All political alliances in the current Parliament nominate ONE Eminent Person as their representative to the Council as an interim measure to overcome the current crisis. (Not all political parties represented in the Parliament to nominate, the nominees must be eminent persons with a professional background)  The configuration does not contradict the people's mandate in the presidential and Parliamentary elections held in 2019 and 2020.

The primary function of the Constitutional Council will be to form a Technocratic Cabinet of Ministers. 

The Constitution council is responsible for inviting willing Sri Lankans to serve the motherland, sharing their expertise in any chosen field for an interim period as a provisional Cabinet Minister.
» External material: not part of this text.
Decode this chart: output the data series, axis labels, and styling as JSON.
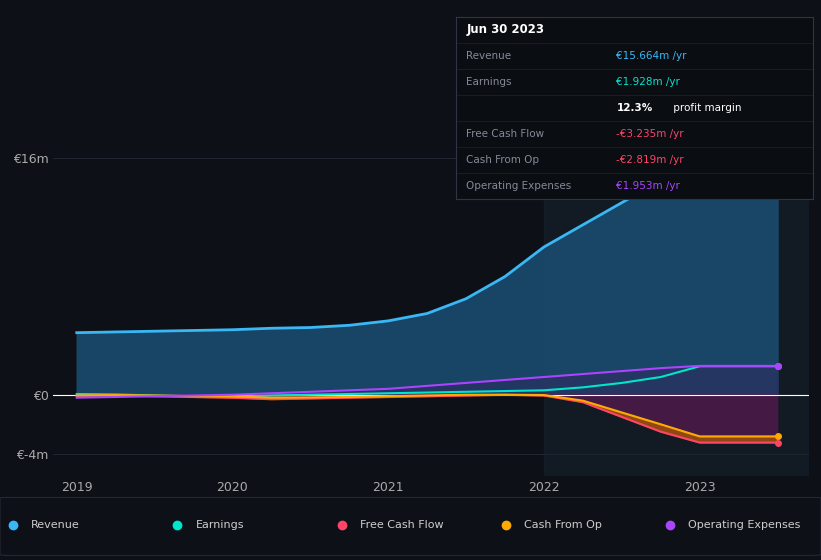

As a temporary measure, the current Executive President serves as the head of the Cabinet and Government. Specific provisions in the 19th amendment will be suspended purely as an interim measure - such as the President serving as the Head of the Government instead of the Prime Minister. 

The Constitutional Council will nominate a 30-member Cabinet of Ministers based on their merits expertise. Prospective applicants to serve in the Technocratic Cabinet will recommend policy alternatives supported with growth and distribution policies to address the current crisis. Subject to the approval by the Parliament with a simple majority. Once approved, the Technocratic Cabinet will join the Parliament to fill the vacancies created by the resignation of the MP's joined from national lists of the various political parties. The process is to complete within a time frame of six months.

Technocratic Government will have to develop action plans to be debated in the Parliament and approved in a simple majority. The Technocratic Cabinet of Ministers will continue till the end of the term of the Parliament as an interim arrangement to overcome the crisis. Once the current situation is under control and the economy shows resilience, the Constitutional Council can call for elections.

Proposals for a new Constitution compatible with the 21st Century 

The Constitutional Council (CC) is responsible for developing a new Constitution for the country and the next elections held under that Constitution. To draft a new Constitution, CC will nominate an inclusive group of eminent persons representing the cross-section of all communities subject to the Parliament's approval. A Constitutional Assembly constituted inviting the public to express their opinions and views as independent citizens, not protecting the interest of political parties who want to thrive in their political industry serving the self interest above the nation's interest. The President will call for a referendum to adopt the new Constitution by the people.